The behavior stays the same when using dtype=torch.double.
Everything works as expected when changing X and Y to torch.double, but generating A in floating-point, and only after the generation moving it to double (by using .double()).
When reducing the size to below 5, everything works as expected (worked more than 20 times in a row), when using size=5, it has about 50% chance of working.

Thanks.

albanD · July 5, 2020, 4:33pm

Hi,

There is one major difference between these 3 cases: .repeat() is the only one that actually allocates memory for the “larger version of X”.
One possible explanation for what you see is that it has more memory to read when doing the multiplication and reductions, a different kernel launching configuration needs to be used. And so operation can happen in a different order which can lead to small differences I’m afraid.

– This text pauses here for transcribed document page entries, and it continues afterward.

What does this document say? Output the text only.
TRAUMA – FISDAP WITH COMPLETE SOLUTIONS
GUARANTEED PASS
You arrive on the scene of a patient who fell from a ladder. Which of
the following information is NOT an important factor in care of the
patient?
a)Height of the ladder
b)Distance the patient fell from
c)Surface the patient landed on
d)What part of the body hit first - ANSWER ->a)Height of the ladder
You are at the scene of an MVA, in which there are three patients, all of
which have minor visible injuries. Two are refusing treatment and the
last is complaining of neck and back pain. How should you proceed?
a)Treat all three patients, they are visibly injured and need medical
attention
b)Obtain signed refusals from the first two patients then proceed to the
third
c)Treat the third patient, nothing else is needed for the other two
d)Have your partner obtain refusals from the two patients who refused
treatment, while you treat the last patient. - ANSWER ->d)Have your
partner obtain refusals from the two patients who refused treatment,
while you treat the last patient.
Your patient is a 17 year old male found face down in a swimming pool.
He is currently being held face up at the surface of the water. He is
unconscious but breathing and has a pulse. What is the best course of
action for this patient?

Also checking the implementation, it seems like they don’t call the exact same sum method when doing the reduction, which might explain the 1-bit derror as well.

fsds · July 6, 2020, 8:05am

Hi @albanD,

Thank you for your response.

Can you please guide me to where these functions are implemented? I’m having trouble finding it by myself.

albanD · July 6, 2020, 9:52am

Hi,

Sure!
The backward of expand is defined here where sum_to() is a nice wrapper that will call sum with a list of dimensions to reduce.
On the other hand, the backward of repeat in this same file is repeat_backward() which is defined here (most likely was implemented before we added support for multiple dim to sum).